Notes, quotes and ideas:

  • 'Performance', according to Schechner, and lots of other people, means a lot more as a word than what most people think.
  • Acting is a sub-category of performance. Other categories are roles, ways of being (which in turn poses the question, are moods and even personalities types of performance?)
  • "some people work hard at performing oneself" - it takes work even to develop your own character, let alone a new character on stage. Being 'yourself' is described as a performance.
  • Surveillance cameras everywhere have made us evolve into being more self-conscious, and natural performers. We seek attention more than our predecessors, and feel the need to be impressive and "on" all the time. 

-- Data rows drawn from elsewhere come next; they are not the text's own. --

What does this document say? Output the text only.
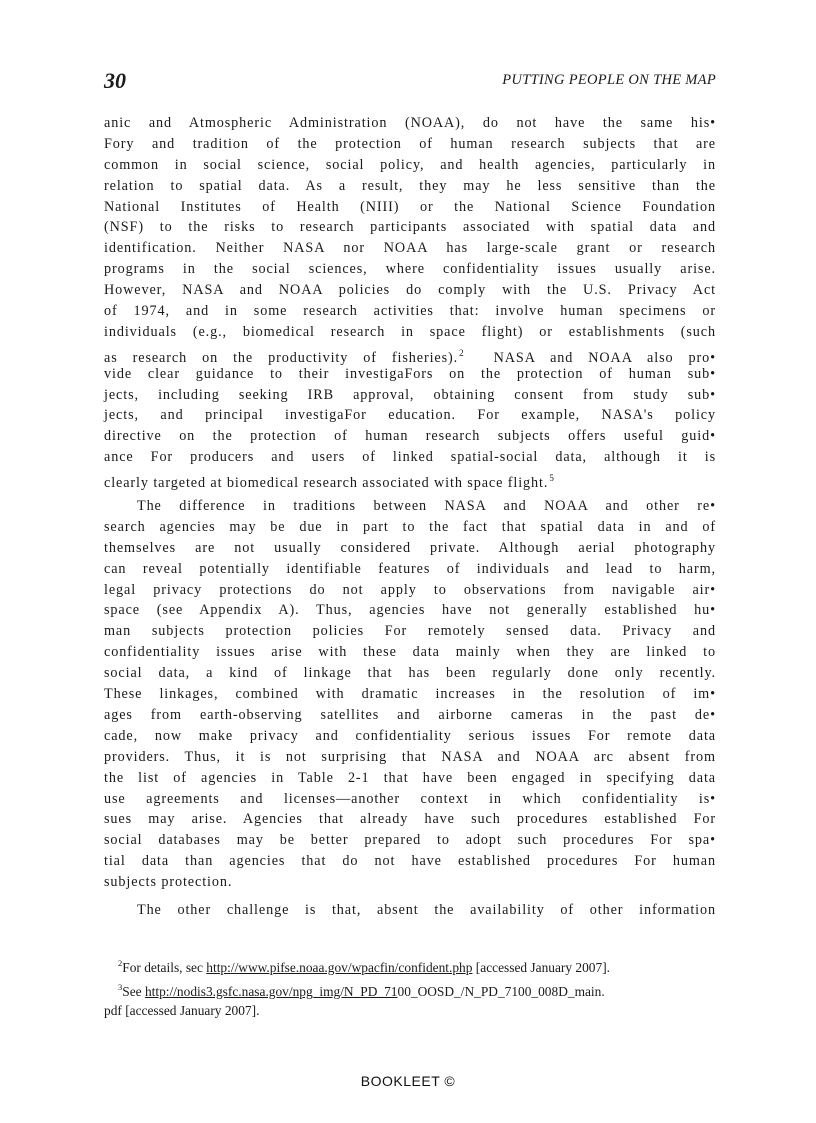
30	PUTTING PEOPLE ON THE MAP
anic and Atmospheric Administration (NOAA), do not have the same his•
Fory and tradition of the protection of human research subjects that are
common in social science, social policy, and health agencies, particularly in
relation to spatial data. As a result, they may he less sensitive than the
National Institutes of Health (NIII) or the National Science Foundation
(NSF) to the risks to research participants associated with spatial data and
identification. Neither NASA nor NOAA has large-scale grant or research
programs in the social sciences, where confidentiality issues usually arise.
However, NASA and NOAA policies do comply with the U.S. Privacy Act
of 1974, and in some research activities that: involve human specimens or
individuals (e.g., biomedical research in space flight) or establishments (such
as research on the productivity of fisheries).$^2$ NASA and NOAA also pro•
vide clear guidance to their investigaFors on the protection of human sub•
jects, including seeking IRB approval, obtaining consent from study sub•
jects, and principal investigaFor education. For example, NASA's policy
directive on the protection of human research subjects offers useful guid•
ance For producers and users of linked spatial-social data, although it is
clearly targeted at biomedical research associated with space flight.$^5$
The difference in traditions between NASA and NOAA and other re•
search agencies may be due in part to the fact that spatial data in and of
themselves are not usually considered private. Although aerial photography
can reveal potentially identifiable features of individuals and lead to harm,
legal privacy protections do not apply to observations from navigable air•
space (see Appendix A). Thus, agencies have not generally established hu•
man subjects protection policies For remotely sensed data. Privacy and
confidentiality issues arise with these data mainly when they are linked to
social data, a kind of linkage that has been regularly done only recently.
These linkages, combined with dramatic increases in the resolution of im•
ages from earth-observing satellites and airborne cameras in the past de•
cade, now make privacy and confidentiality serious issues For remote data
providers. Thus, it is not surprising that NASA and NOAA arc absent from
the list of agencies in Table 2-1 that have been engaged in specifying data
use agreements and licenses—another context in which confidentiality is•
sues may arise. Agencies that already have such procedures established For
social databases may be better prepared to adopt such procedures For spa•
tial data than agencies that do not have established procedures For human
subjects protection.
The other challenge is that, absent the availability of other information
$^2$For details, sec http://www.pifse.noaa.gov/wpacfin/confident.php [accessed January 2007].
$^3$See http://nodis3.gsfc.nasa.gov/npg_img/N_PD_7100_OOSD_/N_PD_7100_008D_main.
pdf [accessed January 2007].
BOOKLEET ©
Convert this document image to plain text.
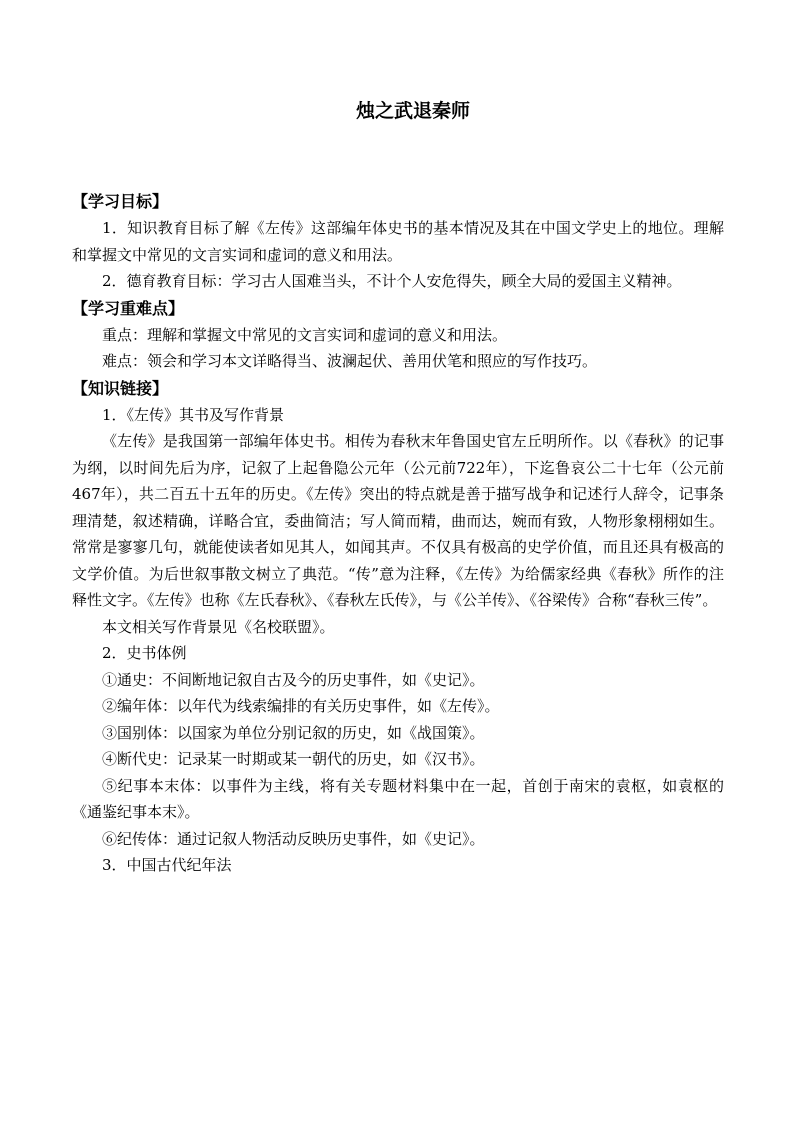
烛之武退秦师
【学习目标】

1．知识教育目标了解《左传》这部编年体史书的基本情况及其在中国文学史上的地位。理解和掌握文中常见的文言实词和虚词的意义和用法。

2．德育教育目标：学习古人国难当头，不计个人安危得失，顾全大局的爱国主义精神。

【学习重难点】

重点：理解和掌握文中常见的文言实词和虚词的意义和用法。

难点：领会和学习本文详略得当、波澜起伏、善用伏笔和照应的写作技巧。

【知识链接】

1．《左传》其书及写作背景

《左传》是我国第一部编年体史书。相传为春秋末年鲁国史官左丘明所作。以《春秋》的记事为纲，以时间先后为序，记叙了上起鲁隐公元年（公元前722年），下迄鲁哀公二十七年（公元前467年），共二百五十五年的历史。《左传》突出的特点就是善于描写战争和记述行人辞令，记事条理清楚，叙述精确，详略合宜，委曲简洁；写人简而精，曲而达，婉而有致，人物形象栩栩如生。常常是寥寥几句，就能使读者如见其人，如闻其声。不仅具有极高的史学价值，而且还具有极高的文学价值。为后世叙事散文树立了典范。“传”意为注释，《左传》为给儒家经典《春秋》所作的注释性文字。《左传》也称《左氏春秋》、《春秋左氏传》，与《公羊传》、《谷梁传》合称“春秋三传”。

本文相关写作背景见《名校联盟》。

2．史书体例

①通史：不间断地记叙自古及今的历史事件，如《史记》。

②编年体：以年代为线索编排的有关历史事件，如《左传》。

③国别体：以国家为单位分别记叙的历史，如《战国策》。

④断代史：记录某一时期或某一朝代的历史，如《汉书》。

⑤纪事本末体：以事件为主线，将有关专题材料集中在一起，首创于南宋的袁枢，如袁枢的《通鉴纪事本末》。

⑥纪传体：通过记叙人物活动反映历史事件，如《史记》。

3．中国古代纪年法
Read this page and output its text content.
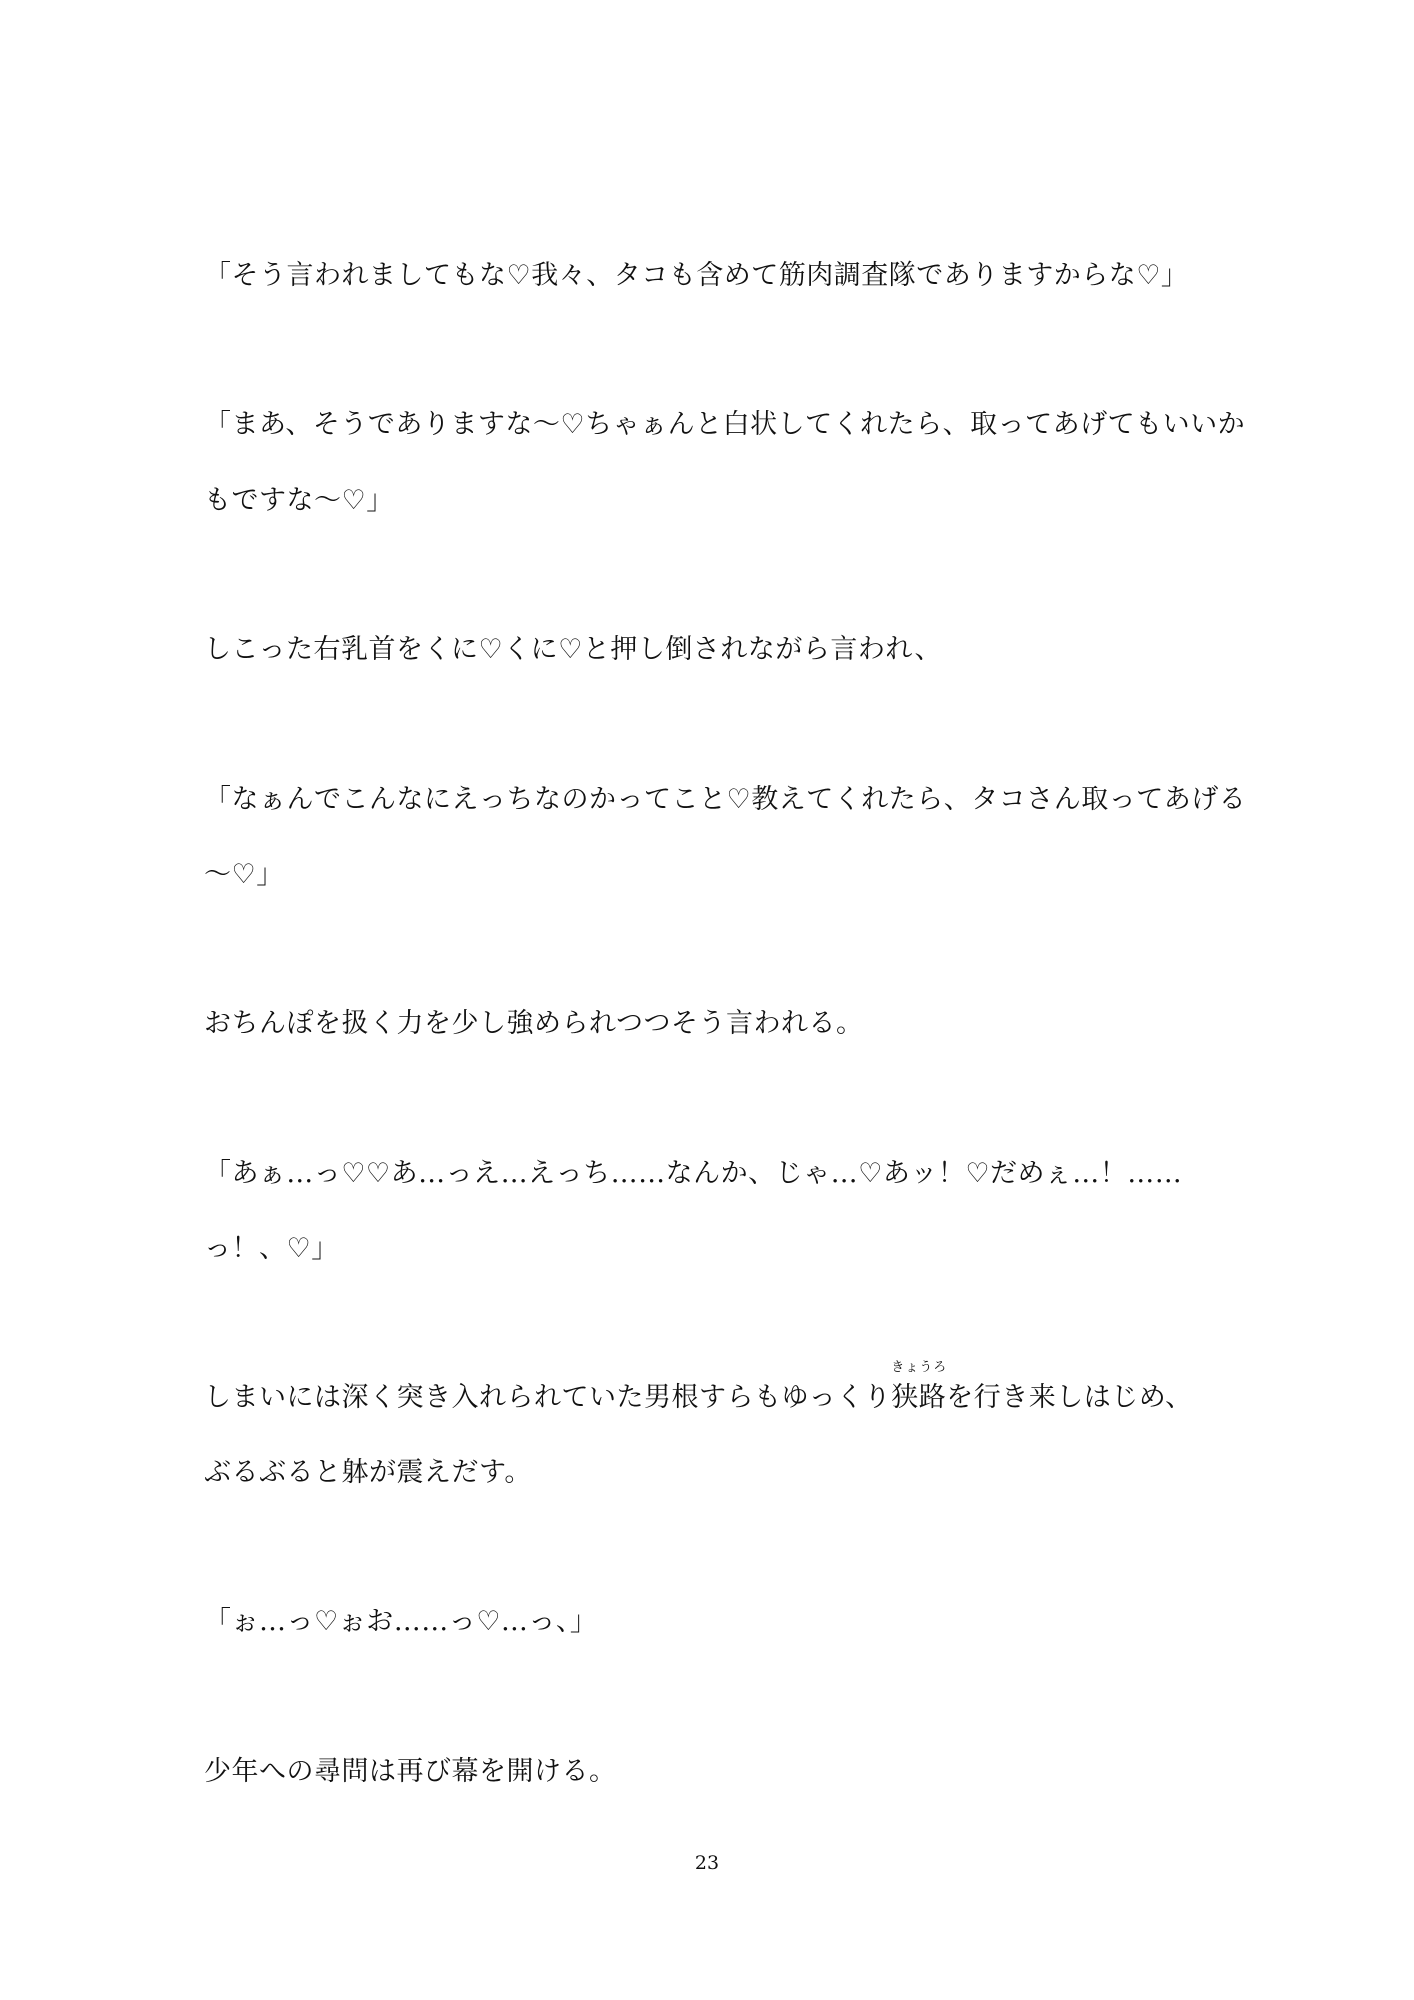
「そう言われましてもな♡我々、タコも含めて筋肉調査隊でありますからな♡」
「まあ、そうでありますな〜♡ちゃぁんと白状してくれたら、取ってあげてもいいか
もですな〜♡」
しこった右乳首をくに♡くに♡と押し倒されながら言われ、
「なぁんでこんなにえっちなのかってこと♡教えてくれたら、タコさん取ってあげる
〜♡」
おちんぽを扱く力を少し強められつつそう言われる。
「あぁ…っ♡♡あ…っえ…えっち……なんか、じゃ…♡あッ！♡だめぇ…！……
っ！、♡」
しまいには深く突き入れられていた男根すらもゆっくり
きょうろ
狭路を行き来しはじめ、
ぶるぶると躰が震えだす。
「ぉ…っ♡ぉお……っ♡…っ、」
少年への尋問は再び幕を開ける。
23
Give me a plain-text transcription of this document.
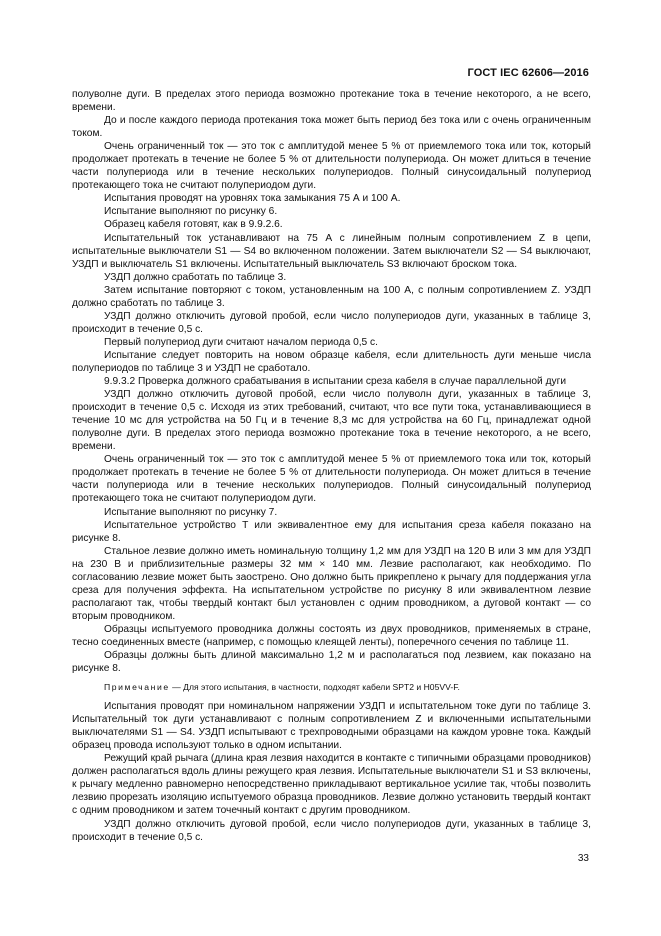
ГОСТ IEC 62606—2016

полуволне дуги. В пределах этого периода возможно протекание тока в течение некоторого, а не всего, времени.

До и после каждого периода протекания тока может быть период без тока или с очень ограниченным током.

Очень ограниченный ток — это ток с амплитудой менее 5 % от приемлемого тока или ток, который продолжает протекать в течение не более 5 % от длительности полупериода. Он может длиться в течение части полупериода или в течение нескольких полупериодов. Полный синусоидальный полупериод протекающего тока не считают полупериодом дуги.

Испытания проводят на уровнях тока замыкания 75 А и 100 А.

Испытание выполняют по рисунку 6.

Образец кабеля готовят, как в 9.9.2.6.

Испытательный ток устанавливают на 75 А с линейным полным сопротивлением Z в цепи, испытательные выключатели S1 — S4 во включенном положении. Затем выключатели S2 — S4 выключают, УЗДП и выключатель S1 включены. Испытательный выключатель S3 включают броском тока.

УЗДП должно сработать по таблице 3.

Затем испытание повторяют с током, установленным на 100 А, с полным сопротивлением Z. УЗДП должно сработать по таблице 3.

УЗДП должно отключить дуговой пробой, если число полупериодов дуги, указанных в таблице 3, происходит в течение 0,5 с.

Первый полупериод дуги считают началом периода 0,5 с.

Испытание следует повторить на новом образце кабеля, если длительность дуги меньше числа полупериодов по таблице 3 и УЗДП не сработало.

9.9.3.2 Проверка должного срабатывания в испытании среза кабеля в случае параллельной дуги

УЗДП должно отключить дуговой пробой, если число полуволн дуги, указанных в таблице 3, происходит в течение 0,5 с. Исходя из этих требований, считают, что все пути тока, устанавливающиеся в течение 10 мс для устройства на 50 Гц и в течение 8,3 мс для устройства на 60 Гц, принадлежат одной полуволне дуги. В пределах этого периода возможно протекание тока в течение некоторого, а не всего, времени.

Очень ограниченный ток — это ток с амплитудой менее 5 % от приемлемого тока или ток, который продолжает протекать в течение не более 5 % от длительности полупериода. Он может длиться в течение части полупериода или в течение нескольких полупериодов. Полный синусоидальный полупериод протекающего тока не считают полупериодом дуги.

Испытание выполняют по рисунку 7.

Испытательное устройство T или эквивалентное ему для испытания среза кабеля показано на рисунке 8.

Стальное лезвие должно иметь номинальную толщину 1,2 мм для УЗДП на 120 В или 3 мм для УЗДП на 230 В и приблизительные размеры 32 мм × 140 мм. Лезвие располагают, как необходимо. По согласованию лезвие может быть заострено. Оно должно быть прикреплено к рычагу для поддержания угла среза для получения эффекта. На испытательном устройстве по рисунку 8 или эквивалентном лезвие располагают так, чтобы твердый контакт был установлен с одним проводником, а дуговой контакт — со вторым проводником.

Образцы испытуемого проводника должны состоять из двух проводников, применяемых в стране, тесно соединенных вместе (например, с помощью клеящей ленты), поперечного сечения по таблице 11.

Образцы должны быть длиной максимально 1,2 м и располагаться под лезвием, как показано на рисунке 8.

Примечание — Для этого испытания, в частности, подходят кабели SPT2 и H05VV-F.

Испытания проводят при номинальном напряжении УЗДП и испытательном токе дуги по таблице 3. Испытательный ток дуги устанавливают с полным сопротивлением Z и включенными испытательными выключателями S1 — S4. УЗДП испытывают с трехпроводными образцами на каждом уровне тока. Каждый образец провода используют только в одном испытании.

Режущий край рычага (длина края лезвия находится в контакте с типичными образцами проводников) должен располагаться вдоль длины режущего края лезвия. Испытательные выключатели S1 и S3 включены, к рычагу медленно равномерно непосредственно прикладывают вертикальное усилие так, чтобы позволить лезвию прорезать изоляцию испытуемого образца проводников. Лезвие должно установить твердый контакт с одним проводником и затем точечный контакт с другим проводником.

УЗДП должно отключить дуговой пробой, если число полупериодов дуги, указанных в таблице 3, происходит в течение 0,5 с.

33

  • Schechner: "The more self-conscious a person is, the more one constructs behaviour for those watching and/or listening, the more such behaviour is 'performing'." - Because we are more self-conscious our 'natural' behaviours are not in fact natural, but performances. 
  • Surveillance Camera Players make fun of this, putting on silent plays in front of cameras as a protest.
  • Performance is a spectrum, like colours, the different categories blend into each other, and there are no fixed boundaries separating them. Roles mix into rituals, the sacred into the secular.
  • Rock concerts are a performance than involve the audience to a massive extent. The audience has the opportunity to become something else, to perform themselves. They scream and shout and jump and if the performer is good he will interact with the audience and excite them more. The audience can feel free and uninhibited in such a large crowd, and be able to assume a new character - free and loud. They can put on their own performance.
  • Schechner: "The minimalist actor simply performs certain actions that are received as acting by spectators because of context. By contrast, in total acting, the "other" is so powerful it takes over or possesses the performer."
  • The scale: Non-acting to acting. 5 steps there.
  1. nonmatrixed performing - being onstage but not acting (stagehands, eg kabuki)
  2. symbolised matrix - the performer perfoms actions belonging to a character while still being themself
  3. received acting - onstage behaviour where no character is developed (eg extras, non-speaking roles)
  4. simple acting - a performer simulating speech and behaviour of a character
  5. complex acting - performer's physical, mental and emotional capability involved in portraying the character
  • Michael Kirby: "Acting may be said to exist in the smallest and simplest action that involves pretense."
  • Again, emphasised that it is a spectrum, the scale does not suggest values, all types of performance have "good" aspects, and depending on personal taste and culture, and a number of other factors, some may be preferred.
  • Realistic acting assumes that the emotions of the characters are like those of "real people". These are easily recognisable to the audience, very common, used widely in films and television.
  • This type of acting came from Western culture, and was regarded as progressive, while the traditional forms represented outmoded social systems and beliefs.
  • The daily behaviours upon which realistic acting is based change over time. The acting in old movies may look unnatural and stilted, but it was simply stylized from the time.
  • Mao Tse-Tung: Lenin said that art should serve the tens of millions of working people. "Works of literature and art, as ideological forms, are products of the reflection in the human brain of the life of a given society." "The life of the people" gives us "materials in their natural form...crude...but vital, rich and fundamental; they make all literature and art seem pallid by comparison" Life is an "inexhaustible source, their only source". Tse-Tung said "we must take over all the fine things in our literary and artistic heritage, critically assimilate whatever is beneficial, and use them as examples when we create works out of the literary and artistic raw materials in the life of the people of our own time and place." - Pretty good.
  • Realistic acting - Konstantin Stanislavsky (1863-1938), find situations in the actor's life that are analogues to what happens to the character. 
  • Because revealing real feelings only happens among intimates, Lee Strasberg invented "Private Moment" exercise to make an actor feel less inhibited by an audience.